Ils me racontèrent que les Égyptiens, après avoir tué son frère, qui était leur roi, lui remirent la couronne ; qu’alors elle chercha à venger sa mort, et qu’elle fit périr par artifice un grand nombre d’Égyptiens. On pratiqua sous terre, par son ordre, un vaste appartement, qu’elle destinait en apparence à des festins ; mais elle avait réellement d’autres vues. Elle y invita à un repas un grand nombre d’Égyptiens qu’elle connaissait pour les principaux auteurs de la mort de son frère, et, pendant qu’ils étaient à table, elle fit entrer les eaux du fleuve par un grand canal secret. Il n’est rien dit davantage de cette princesse, si ce n’est qu’après avoir fait cela elle se précipita dans un appartement toute couverte de cendres, afin de se soustraire à la vengeance du peuple[1].

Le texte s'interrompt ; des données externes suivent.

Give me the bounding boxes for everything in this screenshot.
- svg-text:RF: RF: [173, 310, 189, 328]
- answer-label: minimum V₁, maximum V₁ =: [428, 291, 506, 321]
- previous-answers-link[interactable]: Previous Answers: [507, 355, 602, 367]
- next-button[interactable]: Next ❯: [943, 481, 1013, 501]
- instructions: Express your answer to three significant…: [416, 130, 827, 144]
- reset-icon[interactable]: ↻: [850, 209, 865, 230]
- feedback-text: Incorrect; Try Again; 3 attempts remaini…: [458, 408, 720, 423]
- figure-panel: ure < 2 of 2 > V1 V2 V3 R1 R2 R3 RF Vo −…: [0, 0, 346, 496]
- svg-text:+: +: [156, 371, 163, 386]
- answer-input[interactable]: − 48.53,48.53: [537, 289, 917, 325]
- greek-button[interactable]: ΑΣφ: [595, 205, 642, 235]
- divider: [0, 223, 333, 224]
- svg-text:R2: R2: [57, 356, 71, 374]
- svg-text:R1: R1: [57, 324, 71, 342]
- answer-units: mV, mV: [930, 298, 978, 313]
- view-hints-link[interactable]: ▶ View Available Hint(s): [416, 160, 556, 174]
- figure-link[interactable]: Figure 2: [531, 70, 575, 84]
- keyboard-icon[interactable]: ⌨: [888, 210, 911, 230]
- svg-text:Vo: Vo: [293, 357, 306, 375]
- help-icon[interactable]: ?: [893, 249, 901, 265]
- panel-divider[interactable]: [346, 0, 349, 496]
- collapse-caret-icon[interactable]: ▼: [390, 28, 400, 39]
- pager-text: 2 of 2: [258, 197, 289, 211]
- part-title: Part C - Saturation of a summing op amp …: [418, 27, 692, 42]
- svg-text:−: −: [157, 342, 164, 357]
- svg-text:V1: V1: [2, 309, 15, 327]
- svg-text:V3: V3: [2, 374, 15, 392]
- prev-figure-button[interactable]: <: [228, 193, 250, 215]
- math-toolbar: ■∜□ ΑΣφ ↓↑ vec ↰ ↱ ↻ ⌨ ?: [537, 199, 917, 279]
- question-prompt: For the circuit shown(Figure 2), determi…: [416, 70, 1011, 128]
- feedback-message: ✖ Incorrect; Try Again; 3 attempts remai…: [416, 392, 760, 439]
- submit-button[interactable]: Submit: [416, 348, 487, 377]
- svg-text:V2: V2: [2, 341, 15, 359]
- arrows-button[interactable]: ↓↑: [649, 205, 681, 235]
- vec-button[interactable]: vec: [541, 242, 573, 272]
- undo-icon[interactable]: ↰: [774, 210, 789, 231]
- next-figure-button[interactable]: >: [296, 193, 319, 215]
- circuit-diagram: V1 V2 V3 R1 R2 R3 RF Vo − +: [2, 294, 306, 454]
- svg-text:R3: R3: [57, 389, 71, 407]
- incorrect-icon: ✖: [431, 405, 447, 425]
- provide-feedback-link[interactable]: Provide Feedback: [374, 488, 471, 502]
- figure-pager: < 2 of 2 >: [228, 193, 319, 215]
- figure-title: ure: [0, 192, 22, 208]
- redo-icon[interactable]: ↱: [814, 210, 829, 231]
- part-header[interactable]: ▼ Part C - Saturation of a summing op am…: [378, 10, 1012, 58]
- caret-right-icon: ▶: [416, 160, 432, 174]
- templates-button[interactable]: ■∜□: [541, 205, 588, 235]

CI. Les prêtres me dirent que de tous ces rois il n’y en eut aucun qui se fût distingué par des ouvrages remarquables ou par quelque action d’éclat, si vous en exceptez Mœris, le dernier de tous ; que ce prince s’illustra par plusieurs monuments ; qu’il bâtit le vestibule du temple de Vulcain qui regarde le nord, et creusa un lac dont je donnerai dans la suite les dimensions ; et qu’il y fit élever des pyramides, dont je décrirai la grandeur dans le même temps que je parlerai du lac. Ils me racontèrent que ce prince fit faire tous ces ouvrages, et que les autres ne laissèrent aucun monument à la postérité ; aussi les passerai-je sous silence, et me contenterai-je de faire mention de Sésostris, qui vint après eux[2].

CII. Ce prince fut, selon ces prêtres, le premier qui, étant parti du golfe Arabique avec des vaisseaux longs, subjugua les peuples qui habitaient les bords de la mer Erythrée : il fit voile encore plus loin, jusqu’à une mer qui n’était plus navigable à cause des bas-fonds.

  1. C’est-à-dire de lui inspirer de la pitié par son abaissement.
  2. Ce prince vivait un peu moins d’un siècle avant la guerre de Troie, et il était à peu près contemporain d’Hercule, fils d’Alcmène. Il monta sur le trône après ces trois cent trente rois dont on vient de parler, et dont Mœris fut le dernier. Il y avait en effet environ neuf cents ans que Mœris, le dernier de ces trois cent trente rois, était mort, lorsque Hérodote alla en Égypte. Il se passa environ huit cents ans depuis la guerre de Troie jusqu’à Hérodote, et neuf cents depuis Hercule jusqu’au même historien. (Wesseling.)